Other members of the alliance include the University of Melbourne, which claims it is “developing real world solutions for a safer climate future”, and Monash University, which acknowledges that “the response to climate change requires deep commitment through our education and research”.
It may come as a shock then to find out that UNSW, Melbourne and Monash all have extensive and well-documented partnerships with the fossil fuel industry. In fact, the entire higher education system is connected to the industry by a thousand threads.
These connections take many forms. First are the open, blatant partnerships between individual universities and mining companies. Mining corporations need graduates with the relevant skills and depend on research on how to exploit Earth’s natural resources most efficiently, and they’re willing to use some of their ample profits to pay for it. Universities, for their part, are more than happy to hitch themselves to the highest bidder.
The University of Sydney partners with Rio Tinto, which destroyed a sacred Indigenous site at Juukan Gorge in 2020. Together they operate the Rio Tinto Centre for Mine Automation, working “towards realisation of fully-autonomous integrated mining operations”.

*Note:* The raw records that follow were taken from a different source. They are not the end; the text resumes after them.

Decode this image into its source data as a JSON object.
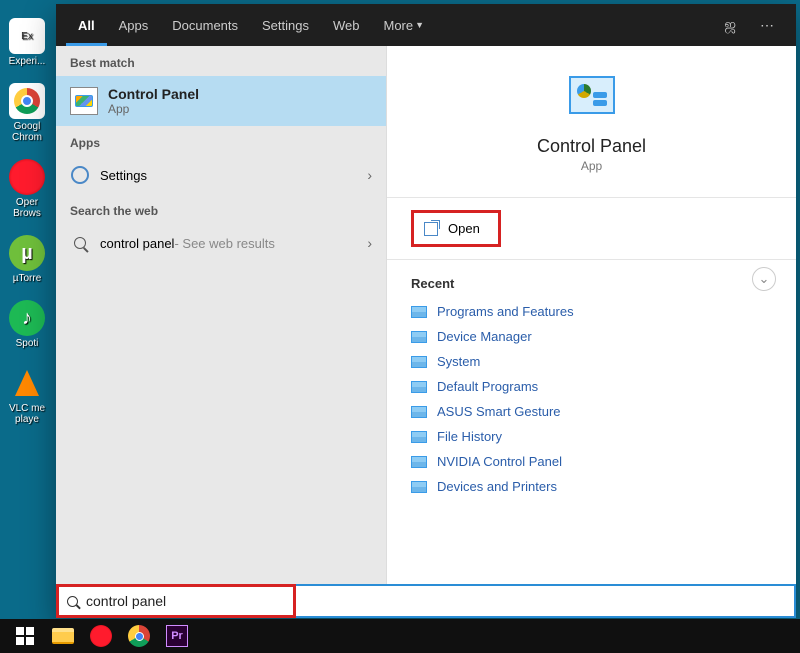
{
  "desktop": {
    "icons": [
      {
        "label": "Experi...",
        "bg": "#fff"
      },
      {
        "label": "Googl\nChrom",
        "bg": "#fff"
      },
      {
        "label": "Oper\nBrows",
        "bg": "#c22"
      },
      {
        "label": "µTorre",
        "bg": "#5a9e2e"
      },
      {
        "label": "Spoti",
        "bg": "#1DB954"
      },
      {
        "label": "VLC me\nplaye",
        "bg": "none"
      }
    ]
  },
  "tabs": {
    "items": [
      "All",
      "Apps",
      "Documents",
      "Settings",
      "Web",
      "More"
    ],
    "active": 0
  },
  "left": {
    "best_match_label": "Best match",
    "best": {
      "title": "Control Panel",
      "sub": "App"
    },
    "apps_label": "Apps",
    "apps": [
      {
        "label": "Settings"
      }
    ],
    "web_label": "Search the web",
    "web": {
      "prefix": "control panel",
      "suffix": " - See web results"
    }
  },
  "right": {
    "title": "Control Panel",
    "sub": "App",
    "open": "Open",
    "recent_label": "Recent",
    "recent": [
      "Programs and Features",
      "Device Manager",
      "System",
      "Default Programs",
      "ASUS Smart Gesture",
      "File History",
      "NVIDIA Control Panel",
      "Devices and Printers"
    ]
  },
  "search": {
    "value": "control panel"
  }
}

Woodside, one of Australia’s largest oil and gas producers, has a partnership with the University of Western Australia. Its then CEO Peter Coleman described this, in 2019, as playing a “crucial role in unlocking new gas resources off Western Australia’s north coast in support of our growth activities”.
Then there are the less open links. These take more digging to uncover. Follow the money, though, and you’ll find them. For a start, the Australian Research Council, the government body in charge of distributing research funding to universities, allocates significant amounts of public money to projects that benefit the fossil fuel industry.

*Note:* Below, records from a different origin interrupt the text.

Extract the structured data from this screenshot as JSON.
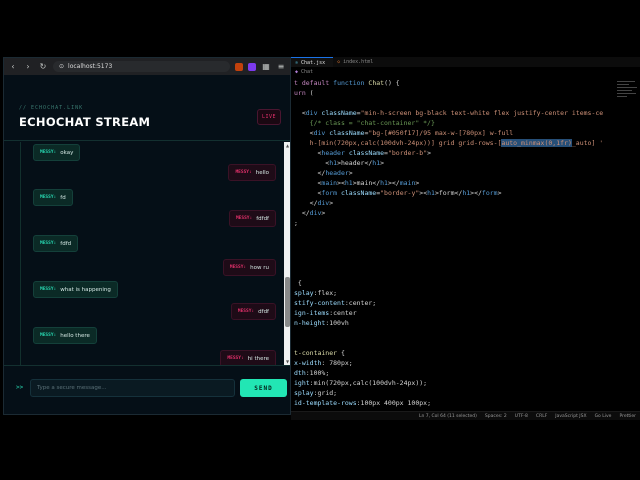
{
  "browser": {
    "url": "localhost:5173"
  },
  "app": {
    "subtitle": "// ECHOCHAT.LINK",
    "title": "ECHOCHAT STREAM",
    "live_label": "LIVE",
    "messages": [
      {
        "dir": "in",
        "tag": "MESSY:",
        "text": "okay"
      },
      {
        "dir": "out",
        "tag": "MESSY:",
        "text": "hello"
      },
      {
        "dir": "in",
        "tag": "MESSY:",
        "text": "fd"
      },
      {
        "dir": "out",
        "tag": "MESSY:",
        "text": "fdfdf"
      },
      {
        "dir": "in",
        "tag": "MESSY:",
        "text": "fdfd"
      },
      {
        "dir": "out",
        "tag": "MESSY:",
        "text": "how ru"
      },
      {
        "dir": "in",
        "tag": "MESSY:",
        "text": "what is happening"
      },
      {
        "dir": "out",
        "tag": "MESSY:",
        "text": "dfdf"
      },
      {
        "dir": "in",
        "tag": "MESSY:",
        "text": "hello there"
      },
      {
        "dir": "out",
        "tag": "MESSY:",
        "text": "hi there"
      }
    ],
    "prompt_symbol": ">>",
    "input_placeholder": "Type a secure message...",
    "send_label": "SEND"
  },
  "editor": {
    "tabs": [
      {
        "label": "Chat.jsx",
        "active": true
      },
      {
        "label": "index.html",
        "active": false
      }
    ],
    "breadcrumb": "Chat",
    "status": {
      "position": "Ln 7, Col 64 (11 selected)",
      "spaces": "Spaces: 2",
      "encoding": "UTF-8",
      "eol": "CRLF",
      "language": "JavaScript JSX",
      "golive": "Go Live",
      "prettier": "Prettier"
    }
  }
}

That industry also directly funds universities to carry out research on its behalf. The Australian Coal Industry’s Research Program (ACARP) is a slush fund “100 percent owned and funded by all Australian black coal producers”. According to its 2022 annual report, ACARP was then overseeing more than $91 million invested across 277 research projects—171 of them in partnership with 15 different Australian universities.
University research teams make direct applications to ACARP on the basis that their research will benefit the coal industry, and successful projects are overseen directly by fossil fuel executives. Among the top recipients in 2022 were the University of Queensland, the University of Newcastle and UNSW—that great institution at the “forefront of climate science and renewable energy”—which had $8.7 million worth of coal industry-funded research under way.
Look into any university, and you will find a litany of scholarships, internships, research grants and careers expos—all funded by fossil fuel companies to enmesh themselves with the university sector. Laboratory spaces on campuses are regularly used by fossil fuel companies, and universities have research teams and business specialists at the ready to liaise with mining corporations in need of “end-to-end solutions”.
Funding also flows in the other direction. Universities hold, via their endowments, millions of dollars of investments in the fossil fuel industry.
On top of all the money, there is direct, personal influence. There’s a revolving door between the senior ranks of universities and fossil fuel corporations. Almost every Australian university has a board member with a background in fossil fuels. The current chancellor of Monash University, Simon McKeon, is also a director at Rio Tinto, while the chancellor of Deakin University, John Stanhope, used to be a director at AGL, Australia’s largest carbon emitter. Monash University’s Department of Civil Engineering even has a resources engineering industry advisory committee stacked with current mining executives who have sway over the university’s research program.
This is all pretty out of step with what students, staff and the general public might expect from higher education institutions, and the universities clearly know it. Ties to fossil fuel companies are kept, for the most part, in the background, while publicly universities declare themselves to be world leaders in climate action, with campus carbon neutrality targets, sustainability departments in charge of composting and loud promotion of “green” research.
Why does the higher education sector, seen by many as a force for progress and enlightenment, have such deep connections to such a destructive industry? It’s not, as some might think, because it has somehow been “corrupted” by the influence of mining magnates on university governance. Nor is it just a matter of government policy.
In contrast to the “progressive” image they often foster, universities are fundamentally conservative institutions, geared to meet the needs of capitalism. They are funded by the government, and increasingly by businesses directly, to produce research, innovation and skilled workers required for a profitable and globally competitive capitalist economy. In Australia this means, among other things, serving the needs of the incredibly profitable fossil fuel industry.
This isn’t to say change is impossible. Victoria University in Toronto, Canada, recently announced its intention to divest fully from fossil fuels by 2030. This decision, however, came only after an 18-day occupation of a university building by 200 climate activists. Similar announcements from universities across Australia and the US over the past few years show that climate activism on campuses can have an impact on the decisions of corporate universities.